There are two main structures for the main body of the valve electric actuator: one is without a thrust disc and directly outputs the torque; the other is with a thrust disc, and the output torque is converted into output thrust through the valve stem nut.

3. Number of Rotations of the Output Shaft:

The number of rotations of the output shaft of the valve electric actuator is related to the nominal diameter of the valve, the valve stem pitch, and the number of threads of the valve stem. It can be calculated by M = H/ZS (M is the total number of rotations that the electric actuator should meet, H is the opening height of the valve, S is the pitch of the valve stem transmission thread, and Z is the number of threads of the valve stem).

4. Valve Stem Diameter:

For multi-turn type open-end valves, if the maximum valve stem diameter allowed by the electric actuator cannot pass through the valve stem of the matched valve, the electric actuator cannot be assembled into an electric valve. Therefore, the inner diameter of the hollow output shaft of the electric actuator must be larger than the outer diameter of the open-end valve stem. For some multi-turn valves and the concealed stem valves in multi-turn valves, although the valve stem diameter passing issue does not need to be considered, the valve stem diameter and the key slot size should still be fully considered when selecting to ensure normal operation after assembly.

5. Output Speed:

If the opening and closing speed of the valve is too fast, water hammer phenomena may occur. Therefore, an appropriate opening and closing speed should be selected according to different usage conditions.

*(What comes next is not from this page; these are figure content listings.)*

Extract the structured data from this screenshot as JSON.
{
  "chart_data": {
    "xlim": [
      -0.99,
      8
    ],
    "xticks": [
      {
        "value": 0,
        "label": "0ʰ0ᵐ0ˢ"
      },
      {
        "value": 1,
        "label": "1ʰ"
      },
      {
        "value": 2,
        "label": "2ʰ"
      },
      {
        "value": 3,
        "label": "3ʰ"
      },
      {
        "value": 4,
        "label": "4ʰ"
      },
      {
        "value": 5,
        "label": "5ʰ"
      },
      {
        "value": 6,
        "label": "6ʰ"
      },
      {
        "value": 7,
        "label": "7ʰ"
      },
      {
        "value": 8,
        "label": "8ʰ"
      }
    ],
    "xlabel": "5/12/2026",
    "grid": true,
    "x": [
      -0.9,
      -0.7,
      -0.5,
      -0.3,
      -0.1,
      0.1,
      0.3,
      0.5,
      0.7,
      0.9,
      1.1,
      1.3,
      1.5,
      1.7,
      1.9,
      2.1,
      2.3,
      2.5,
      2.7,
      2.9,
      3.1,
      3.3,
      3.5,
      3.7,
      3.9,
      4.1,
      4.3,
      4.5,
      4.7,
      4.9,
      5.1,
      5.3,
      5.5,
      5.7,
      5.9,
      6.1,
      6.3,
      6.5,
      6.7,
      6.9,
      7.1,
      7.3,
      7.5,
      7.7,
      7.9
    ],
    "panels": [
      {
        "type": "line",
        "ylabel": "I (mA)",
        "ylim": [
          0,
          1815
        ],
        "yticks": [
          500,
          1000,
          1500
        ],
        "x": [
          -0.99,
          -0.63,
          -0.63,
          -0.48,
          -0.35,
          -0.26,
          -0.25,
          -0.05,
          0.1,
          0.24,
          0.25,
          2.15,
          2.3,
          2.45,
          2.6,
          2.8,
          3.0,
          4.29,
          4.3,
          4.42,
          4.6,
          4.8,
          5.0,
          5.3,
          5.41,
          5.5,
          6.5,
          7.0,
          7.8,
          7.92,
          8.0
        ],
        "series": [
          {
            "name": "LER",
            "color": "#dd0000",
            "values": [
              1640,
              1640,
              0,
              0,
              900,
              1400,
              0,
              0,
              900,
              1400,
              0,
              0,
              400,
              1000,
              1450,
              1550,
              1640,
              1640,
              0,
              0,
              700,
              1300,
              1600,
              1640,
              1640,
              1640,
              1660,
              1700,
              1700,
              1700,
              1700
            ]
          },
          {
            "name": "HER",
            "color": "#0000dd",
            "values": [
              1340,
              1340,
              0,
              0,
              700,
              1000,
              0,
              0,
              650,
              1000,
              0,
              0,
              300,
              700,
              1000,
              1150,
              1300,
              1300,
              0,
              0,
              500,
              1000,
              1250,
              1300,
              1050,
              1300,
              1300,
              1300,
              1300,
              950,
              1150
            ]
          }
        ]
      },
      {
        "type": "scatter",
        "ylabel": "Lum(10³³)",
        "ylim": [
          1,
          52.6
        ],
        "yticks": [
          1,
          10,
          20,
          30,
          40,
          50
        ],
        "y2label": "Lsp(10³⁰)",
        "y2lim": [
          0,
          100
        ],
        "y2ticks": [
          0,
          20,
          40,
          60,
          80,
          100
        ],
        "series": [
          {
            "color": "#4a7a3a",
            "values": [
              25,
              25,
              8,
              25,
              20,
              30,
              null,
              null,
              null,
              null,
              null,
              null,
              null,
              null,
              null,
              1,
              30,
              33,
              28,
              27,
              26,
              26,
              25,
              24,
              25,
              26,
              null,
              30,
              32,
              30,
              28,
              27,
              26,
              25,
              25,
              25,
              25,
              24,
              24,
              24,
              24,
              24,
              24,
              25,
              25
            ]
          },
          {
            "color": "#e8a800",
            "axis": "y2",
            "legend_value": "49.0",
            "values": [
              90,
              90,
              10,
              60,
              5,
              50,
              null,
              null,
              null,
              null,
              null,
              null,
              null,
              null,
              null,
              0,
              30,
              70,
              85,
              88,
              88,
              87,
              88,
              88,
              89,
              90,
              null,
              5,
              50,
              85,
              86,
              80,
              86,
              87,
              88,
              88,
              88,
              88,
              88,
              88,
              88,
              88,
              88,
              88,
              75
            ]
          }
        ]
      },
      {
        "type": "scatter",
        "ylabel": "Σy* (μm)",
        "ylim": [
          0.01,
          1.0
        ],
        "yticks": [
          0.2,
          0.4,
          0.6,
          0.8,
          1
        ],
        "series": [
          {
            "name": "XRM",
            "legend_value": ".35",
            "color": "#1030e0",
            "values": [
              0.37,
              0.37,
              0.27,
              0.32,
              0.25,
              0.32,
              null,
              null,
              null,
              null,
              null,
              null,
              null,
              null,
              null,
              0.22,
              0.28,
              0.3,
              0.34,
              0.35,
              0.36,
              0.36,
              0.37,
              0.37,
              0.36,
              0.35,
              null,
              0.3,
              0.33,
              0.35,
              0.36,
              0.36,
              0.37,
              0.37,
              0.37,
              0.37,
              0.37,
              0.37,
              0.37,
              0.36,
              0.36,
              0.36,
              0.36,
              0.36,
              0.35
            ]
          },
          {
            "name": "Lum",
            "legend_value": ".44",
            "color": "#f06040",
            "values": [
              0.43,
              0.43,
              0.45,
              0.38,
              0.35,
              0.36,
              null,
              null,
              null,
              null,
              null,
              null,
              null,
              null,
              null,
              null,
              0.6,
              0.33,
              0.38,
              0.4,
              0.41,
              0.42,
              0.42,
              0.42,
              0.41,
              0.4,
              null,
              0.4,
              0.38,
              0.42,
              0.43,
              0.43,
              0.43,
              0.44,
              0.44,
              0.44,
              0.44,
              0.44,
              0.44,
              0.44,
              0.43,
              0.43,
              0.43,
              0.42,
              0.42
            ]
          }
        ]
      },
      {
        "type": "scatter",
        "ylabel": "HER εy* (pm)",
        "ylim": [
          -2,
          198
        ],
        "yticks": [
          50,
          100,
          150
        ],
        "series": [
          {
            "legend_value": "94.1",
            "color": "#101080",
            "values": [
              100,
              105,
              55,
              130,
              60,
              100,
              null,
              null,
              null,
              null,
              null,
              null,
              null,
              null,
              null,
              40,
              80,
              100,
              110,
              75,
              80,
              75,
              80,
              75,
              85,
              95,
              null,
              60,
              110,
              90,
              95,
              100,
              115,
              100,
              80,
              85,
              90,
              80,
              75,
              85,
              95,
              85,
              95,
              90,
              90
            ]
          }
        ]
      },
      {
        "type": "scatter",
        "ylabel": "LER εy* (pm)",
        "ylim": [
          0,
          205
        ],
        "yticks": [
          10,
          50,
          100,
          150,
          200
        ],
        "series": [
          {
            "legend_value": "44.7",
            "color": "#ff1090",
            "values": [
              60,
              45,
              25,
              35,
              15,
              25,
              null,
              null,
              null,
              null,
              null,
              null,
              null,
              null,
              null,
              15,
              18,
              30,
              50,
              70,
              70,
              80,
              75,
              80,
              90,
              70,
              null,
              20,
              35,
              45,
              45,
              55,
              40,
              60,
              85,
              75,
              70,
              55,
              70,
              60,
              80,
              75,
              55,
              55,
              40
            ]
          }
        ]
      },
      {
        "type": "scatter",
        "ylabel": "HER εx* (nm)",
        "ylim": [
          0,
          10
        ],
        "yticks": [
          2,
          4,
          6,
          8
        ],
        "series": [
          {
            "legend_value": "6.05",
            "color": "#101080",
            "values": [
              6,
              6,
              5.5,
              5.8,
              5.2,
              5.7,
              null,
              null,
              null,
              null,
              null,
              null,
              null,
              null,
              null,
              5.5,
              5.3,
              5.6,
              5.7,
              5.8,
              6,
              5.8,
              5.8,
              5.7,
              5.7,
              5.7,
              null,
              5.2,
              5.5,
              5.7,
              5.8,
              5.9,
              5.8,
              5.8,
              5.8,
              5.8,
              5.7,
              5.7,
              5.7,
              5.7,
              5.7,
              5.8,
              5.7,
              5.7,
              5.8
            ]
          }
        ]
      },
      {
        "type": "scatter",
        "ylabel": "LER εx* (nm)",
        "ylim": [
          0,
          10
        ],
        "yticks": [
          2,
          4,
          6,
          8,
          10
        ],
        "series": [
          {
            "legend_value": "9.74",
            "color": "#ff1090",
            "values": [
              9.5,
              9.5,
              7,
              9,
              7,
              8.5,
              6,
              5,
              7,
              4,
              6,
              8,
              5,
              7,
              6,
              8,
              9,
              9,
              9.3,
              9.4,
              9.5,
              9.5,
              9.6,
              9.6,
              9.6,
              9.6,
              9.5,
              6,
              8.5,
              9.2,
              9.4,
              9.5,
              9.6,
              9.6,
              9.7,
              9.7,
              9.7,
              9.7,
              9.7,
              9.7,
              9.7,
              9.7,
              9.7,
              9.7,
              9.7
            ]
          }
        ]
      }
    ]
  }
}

The valve electric actuator has its special requirements, that is, it must be able to limit torque or axial force. Usually, the valve electric actuator uses a torque-limiting coupling. After the specification of the electric actuator is determined, the control torque is also determined. Generally, it operates within a pre-determined time, and the motor will not overheat. However, the following situations may lead to overloading: first, the power supply voltage is low, and the required torque cannot be obtained, causing the motor to stop rotating; second, the torque limit mechanism is wrongly adjusted, making it greater than the stop torque, resulting in continuous generation of excessive torque and causing the motor to stop rotating; third, intermittent use, the accumulated heat exceeds the allowable temperature rise of the motor; fourth, the torque limit circuit of the torque limit mechanism fails, causing excessive torque; fifth, due to some reason, the torque limit mechanism circuit fails, causing excessive torque; sixth, the operating environment temperature is too high, which reduces the thermal capacity of the motor.

In the past, the methods for protecting the motor were using fuses, overcurrent relays, thermal relays, thermostats, etc., but these methods have their advantages and disadvantages. For this variable-load equipment like the valve electric actuator, there is no absolutely reliable protection method. Therefore, various combinations must be adopted, and there are two ways: one is to judge the increase or decrease of the input current of the motor; the other is to judge the heating condition of the motor itself. Both of these methods must consider the time margin given by the motor's thermal capacity.

Generally, the basic protection method for overloading is: for the overloading protection of continuous operation or point operation of the motor, use a thermostat; for the protection of motor stall, use a thermal relay; for short-circuit accidents, use a fuse or overcurrent relay.